Pregnancy is not your one chance to sit around the couch munching on chips all day. We run you through why and how to keep healthy for you and your baby.
Pregnancy is not your one chance to sit around the couch, munching on chips all day. You may not feel like running a ten mile marathon, but you can keep healthy and active with simple exercises that can bring innumerable benefits for you and your unborn child.
“There is epidemiologic data that suggests exercise during pregnancy is beneficial for the same reasons that pre-pregnancy exercise is beneficial. That is, it aims to improve the health and well-being of the individual,“ says Dr Veronica Ventura, Consultant at the Department of Obstetrics and Gynaecology, National University Hospital
“Exercise, in either a pregnant or non-pregnant individual, helps maintain the cardiovascular system which in turn stabilizes blood pressure and reduces the risk of diabetes. In the pregnant woman this improved cardiovascular state maintains a healthy placental perfusion.”
With stronger muscles, greater body endurance and increased muscle flexibility, you can battle the rigours of labour more easily. Numerous studies have shown that pregnant women who exercise regularly have shorter labours and experience fewer Caesarean births.
Appropriate exercises can also alleviate common ailments during pregnancy. Bid farewell to backaches, constipation and sleep problems! Additionally, keeping healthy and active increases the blood flow to your skin, giving your face a healthy glow.
If this has not convinced you, exercising also controls weight gain during pregnancy. This means that you can slip back into those sexy dresses with less difficulty after delivery – how is that for an added incentive?
The Exercise Regime
If there are no medical or obstetrical complications, 30 minutes of moderate exercise a day on most, if not all, days of the week is recommended for pregnant women.
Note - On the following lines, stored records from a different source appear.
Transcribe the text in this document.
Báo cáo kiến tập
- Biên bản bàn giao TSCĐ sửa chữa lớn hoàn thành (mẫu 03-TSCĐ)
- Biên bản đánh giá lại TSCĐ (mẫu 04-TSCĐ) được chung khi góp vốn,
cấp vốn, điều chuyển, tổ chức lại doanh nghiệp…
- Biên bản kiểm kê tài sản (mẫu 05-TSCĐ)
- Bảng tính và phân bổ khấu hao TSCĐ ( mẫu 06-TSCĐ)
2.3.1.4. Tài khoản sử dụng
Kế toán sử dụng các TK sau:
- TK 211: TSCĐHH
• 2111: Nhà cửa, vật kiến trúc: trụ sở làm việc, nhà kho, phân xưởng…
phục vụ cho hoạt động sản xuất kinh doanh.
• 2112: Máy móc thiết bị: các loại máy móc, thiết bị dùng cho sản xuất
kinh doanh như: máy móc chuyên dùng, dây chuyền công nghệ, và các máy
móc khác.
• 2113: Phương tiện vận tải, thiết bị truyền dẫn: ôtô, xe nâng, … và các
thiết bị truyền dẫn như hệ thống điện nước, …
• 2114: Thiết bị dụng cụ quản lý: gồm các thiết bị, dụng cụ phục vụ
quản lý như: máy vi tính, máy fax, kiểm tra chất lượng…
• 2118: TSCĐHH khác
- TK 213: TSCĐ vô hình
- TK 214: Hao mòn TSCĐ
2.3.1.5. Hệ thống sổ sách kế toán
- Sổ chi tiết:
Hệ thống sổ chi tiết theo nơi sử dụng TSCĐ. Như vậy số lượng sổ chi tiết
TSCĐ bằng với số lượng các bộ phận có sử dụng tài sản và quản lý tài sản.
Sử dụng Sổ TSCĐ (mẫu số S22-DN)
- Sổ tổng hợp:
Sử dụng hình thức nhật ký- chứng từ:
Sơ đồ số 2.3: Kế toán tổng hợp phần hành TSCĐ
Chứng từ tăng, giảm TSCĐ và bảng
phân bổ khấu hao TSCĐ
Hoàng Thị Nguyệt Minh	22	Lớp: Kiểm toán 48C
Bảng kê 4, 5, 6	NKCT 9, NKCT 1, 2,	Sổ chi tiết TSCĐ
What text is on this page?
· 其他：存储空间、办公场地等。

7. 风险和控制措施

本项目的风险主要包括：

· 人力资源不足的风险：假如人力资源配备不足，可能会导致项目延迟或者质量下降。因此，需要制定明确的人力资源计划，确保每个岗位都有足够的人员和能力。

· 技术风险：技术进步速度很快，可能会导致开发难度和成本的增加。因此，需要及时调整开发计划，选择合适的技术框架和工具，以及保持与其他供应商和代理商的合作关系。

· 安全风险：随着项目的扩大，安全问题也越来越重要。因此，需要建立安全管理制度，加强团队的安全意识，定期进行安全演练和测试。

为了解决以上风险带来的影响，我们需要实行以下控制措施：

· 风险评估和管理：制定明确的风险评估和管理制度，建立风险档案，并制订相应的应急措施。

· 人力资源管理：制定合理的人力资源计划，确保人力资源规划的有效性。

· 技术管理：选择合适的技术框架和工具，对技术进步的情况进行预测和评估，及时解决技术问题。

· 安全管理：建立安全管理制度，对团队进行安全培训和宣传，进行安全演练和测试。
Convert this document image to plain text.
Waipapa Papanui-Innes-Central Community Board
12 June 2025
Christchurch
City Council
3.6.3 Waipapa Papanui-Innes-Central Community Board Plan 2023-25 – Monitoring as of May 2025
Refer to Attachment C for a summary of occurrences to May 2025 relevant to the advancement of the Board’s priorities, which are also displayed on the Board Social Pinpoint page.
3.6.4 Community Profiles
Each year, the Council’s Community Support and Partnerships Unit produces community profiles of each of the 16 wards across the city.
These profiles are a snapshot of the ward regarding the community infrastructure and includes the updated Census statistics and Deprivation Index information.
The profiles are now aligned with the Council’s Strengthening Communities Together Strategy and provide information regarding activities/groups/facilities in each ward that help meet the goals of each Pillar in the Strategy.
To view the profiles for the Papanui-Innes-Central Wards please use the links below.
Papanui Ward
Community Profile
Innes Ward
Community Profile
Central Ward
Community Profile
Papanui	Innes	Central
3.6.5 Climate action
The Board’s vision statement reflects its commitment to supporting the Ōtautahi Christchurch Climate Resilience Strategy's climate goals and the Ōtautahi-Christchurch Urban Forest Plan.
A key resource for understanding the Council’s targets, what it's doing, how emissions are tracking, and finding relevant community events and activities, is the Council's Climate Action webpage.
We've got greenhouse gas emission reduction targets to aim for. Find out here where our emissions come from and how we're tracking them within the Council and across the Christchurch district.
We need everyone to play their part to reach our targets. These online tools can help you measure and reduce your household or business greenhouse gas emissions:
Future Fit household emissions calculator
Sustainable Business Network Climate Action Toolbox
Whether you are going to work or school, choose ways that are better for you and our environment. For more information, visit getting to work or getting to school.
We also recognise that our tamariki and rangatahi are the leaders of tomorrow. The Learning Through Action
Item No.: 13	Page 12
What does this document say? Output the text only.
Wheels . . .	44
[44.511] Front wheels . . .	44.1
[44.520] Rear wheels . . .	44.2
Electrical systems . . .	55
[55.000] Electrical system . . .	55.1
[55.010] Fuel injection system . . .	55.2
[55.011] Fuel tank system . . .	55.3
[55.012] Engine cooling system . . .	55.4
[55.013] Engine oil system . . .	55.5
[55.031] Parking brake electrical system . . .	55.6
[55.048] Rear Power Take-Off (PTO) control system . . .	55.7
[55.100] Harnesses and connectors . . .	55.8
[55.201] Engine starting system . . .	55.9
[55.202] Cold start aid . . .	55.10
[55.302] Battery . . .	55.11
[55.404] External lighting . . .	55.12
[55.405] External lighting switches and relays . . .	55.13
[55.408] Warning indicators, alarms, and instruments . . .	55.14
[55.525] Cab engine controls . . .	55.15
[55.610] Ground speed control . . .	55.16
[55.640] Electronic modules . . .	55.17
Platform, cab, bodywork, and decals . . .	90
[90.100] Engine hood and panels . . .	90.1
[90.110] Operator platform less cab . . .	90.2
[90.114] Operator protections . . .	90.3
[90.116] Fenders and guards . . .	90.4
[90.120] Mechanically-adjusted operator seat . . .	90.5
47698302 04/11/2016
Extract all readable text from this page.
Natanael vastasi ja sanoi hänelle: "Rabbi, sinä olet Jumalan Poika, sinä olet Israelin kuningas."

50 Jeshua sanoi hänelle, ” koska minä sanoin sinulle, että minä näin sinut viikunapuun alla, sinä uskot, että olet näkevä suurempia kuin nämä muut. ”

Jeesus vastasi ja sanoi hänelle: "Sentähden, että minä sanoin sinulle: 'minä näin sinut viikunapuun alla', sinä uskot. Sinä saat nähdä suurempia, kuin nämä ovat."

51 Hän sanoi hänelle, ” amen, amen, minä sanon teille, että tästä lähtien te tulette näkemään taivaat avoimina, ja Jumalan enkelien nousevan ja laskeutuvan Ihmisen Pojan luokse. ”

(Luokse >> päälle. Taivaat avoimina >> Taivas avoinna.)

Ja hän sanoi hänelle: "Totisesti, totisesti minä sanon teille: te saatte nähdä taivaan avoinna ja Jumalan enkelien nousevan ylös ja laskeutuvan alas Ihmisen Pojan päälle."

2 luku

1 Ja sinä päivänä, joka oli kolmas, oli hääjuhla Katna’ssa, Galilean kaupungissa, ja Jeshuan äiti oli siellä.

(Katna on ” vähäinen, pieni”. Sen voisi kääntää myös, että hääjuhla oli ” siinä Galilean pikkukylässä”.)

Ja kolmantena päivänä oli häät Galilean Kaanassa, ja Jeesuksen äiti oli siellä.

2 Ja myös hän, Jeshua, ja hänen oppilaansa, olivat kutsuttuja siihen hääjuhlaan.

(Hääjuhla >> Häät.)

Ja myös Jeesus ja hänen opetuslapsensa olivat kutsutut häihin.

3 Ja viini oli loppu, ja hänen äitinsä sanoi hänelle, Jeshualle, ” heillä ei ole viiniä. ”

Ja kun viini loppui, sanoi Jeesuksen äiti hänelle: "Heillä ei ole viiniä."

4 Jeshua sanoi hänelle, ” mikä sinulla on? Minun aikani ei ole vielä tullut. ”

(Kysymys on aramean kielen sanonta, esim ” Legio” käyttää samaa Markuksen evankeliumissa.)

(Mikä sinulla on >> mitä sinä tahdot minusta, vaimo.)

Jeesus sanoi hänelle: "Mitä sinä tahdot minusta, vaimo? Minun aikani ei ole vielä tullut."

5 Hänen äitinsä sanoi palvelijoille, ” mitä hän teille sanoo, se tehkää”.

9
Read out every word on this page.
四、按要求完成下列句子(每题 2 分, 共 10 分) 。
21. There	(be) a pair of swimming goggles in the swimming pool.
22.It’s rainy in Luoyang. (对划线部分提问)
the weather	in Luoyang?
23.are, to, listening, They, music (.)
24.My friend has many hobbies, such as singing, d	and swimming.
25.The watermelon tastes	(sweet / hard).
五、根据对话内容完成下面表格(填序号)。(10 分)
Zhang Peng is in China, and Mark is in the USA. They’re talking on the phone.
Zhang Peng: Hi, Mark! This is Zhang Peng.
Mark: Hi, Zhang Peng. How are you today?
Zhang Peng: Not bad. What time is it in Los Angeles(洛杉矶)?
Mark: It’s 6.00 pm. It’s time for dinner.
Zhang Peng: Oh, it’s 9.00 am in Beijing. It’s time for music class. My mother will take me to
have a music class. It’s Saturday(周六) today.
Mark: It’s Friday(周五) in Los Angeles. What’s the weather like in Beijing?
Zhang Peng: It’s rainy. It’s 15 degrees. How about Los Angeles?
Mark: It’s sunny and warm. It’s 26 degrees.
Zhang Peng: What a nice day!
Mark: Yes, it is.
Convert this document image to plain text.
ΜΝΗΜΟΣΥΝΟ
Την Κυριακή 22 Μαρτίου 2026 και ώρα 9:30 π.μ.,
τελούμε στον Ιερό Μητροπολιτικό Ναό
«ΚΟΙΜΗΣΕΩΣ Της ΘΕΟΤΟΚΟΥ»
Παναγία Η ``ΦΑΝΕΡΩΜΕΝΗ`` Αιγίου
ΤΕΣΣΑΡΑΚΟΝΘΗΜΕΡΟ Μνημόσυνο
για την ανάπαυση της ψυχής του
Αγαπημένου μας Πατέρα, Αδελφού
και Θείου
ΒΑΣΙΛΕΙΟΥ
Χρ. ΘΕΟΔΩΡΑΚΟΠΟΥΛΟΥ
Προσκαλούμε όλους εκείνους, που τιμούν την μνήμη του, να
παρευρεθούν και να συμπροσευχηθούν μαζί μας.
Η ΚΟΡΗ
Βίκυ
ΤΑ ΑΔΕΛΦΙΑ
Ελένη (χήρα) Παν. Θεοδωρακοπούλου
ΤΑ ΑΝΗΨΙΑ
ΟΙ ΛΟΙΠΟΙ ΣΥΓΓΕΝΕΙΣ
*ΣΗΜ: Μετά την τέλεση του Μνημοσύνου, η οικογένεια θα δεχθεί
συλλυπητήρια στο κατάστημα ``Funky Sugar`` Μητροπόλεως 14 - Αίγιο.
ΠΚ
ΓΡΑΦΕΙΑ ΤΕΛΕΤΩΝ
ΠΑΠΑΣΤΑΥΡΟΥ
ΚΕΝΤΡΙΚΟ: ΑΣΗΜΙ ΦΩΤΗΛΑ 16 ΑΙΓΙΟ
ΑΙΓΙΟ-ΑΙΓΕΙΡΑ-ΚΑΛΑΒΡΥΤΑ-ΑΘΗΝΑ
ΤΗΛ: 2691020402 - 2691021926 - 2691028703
“Exercise needs to be individualized. Some women are obviously better able to carry out more strenuous exercise based on the pre-pregnancy level of fitness,” advises Dr Ventura.
Most women who were active can maintain their moderate-level fitness regime throughout their pregnancy. Others who were not exercising regularly before expecting a child should hardly be discouraged. Start gradually and build up strength for the health benefits that exercise brings.
So what kind of exercises can you partake in? Well, it really depends on your interests. Some women enjoy dancing, water aerobics or yoga. If these do not tickle ye fancy, the simplest of exercises can work too – walking. As a low-intensity workout that you can do at your own time and pace, walking is what many expecting mothers seem to opt for. But like what many doctors would advise, do try a combination of cardiovascular, strength and flexibility exercises. As always, consult your doctor before embarking on an exercise regime.
With any exercise, always stop if you feel:
Shortness of breath
Calf pain or swelling
Dyspnea prior to exertion
Decreased foetal movement
Amniotic fluid leakage
It is unhealthy for your foetus’ development if you are overexerting yourself. When your body says “Stop”, listen and take heed. Ensure that your heart rate does not go over 130-140 beats per minute. As a general rule of thumb, if you cannot comfortably carry out a conversation, you should be slowing down. You are not superwoman (but you can surely be a super mom!).
Pregnant women generally require an additional 300 calories a day. Women who exercise more require more nutrition. Additional caloric requirement during pregnancy is, thus, highly variable. However, just as exercising before pregnancy, eat a high-carbohydrate snack prior to exercise. Some good examples are bagels, juice, nuts or fruit. Also remember to warm up before every exercise. Such stretching prepares your joints and muscles for exercise and prevents strains and injuries. Drink plenty of fluids before, during and after exercise to prevent dehydration.
Take note of the following no-no’s while exercising:
When the weather is hot, try not to exercise outdoors. Exercising in hot weather may cause problems in the development of your foetus, especially in the first trimester
Avoid bouncing, leaping, or any other activity that may cause a lot of up and down movement
After the first trimester, avoid activities that require lying flat on your back. This position reduces blood pressure and decreases the blood flow to the growing foetus. If you are lying on your back and experience nausea, dizziness or breathlessness, roll to your left side
Avoid motionless standing. This is associated with decreased cardiac output, and symptomatic giddiness and loss of consciousness
Do not perform squat exercises. It may cause a separation between the placenta and uterus
Do not hold your breath while exercising.
Avoid abdominal exercises as they can lead to strain and injury.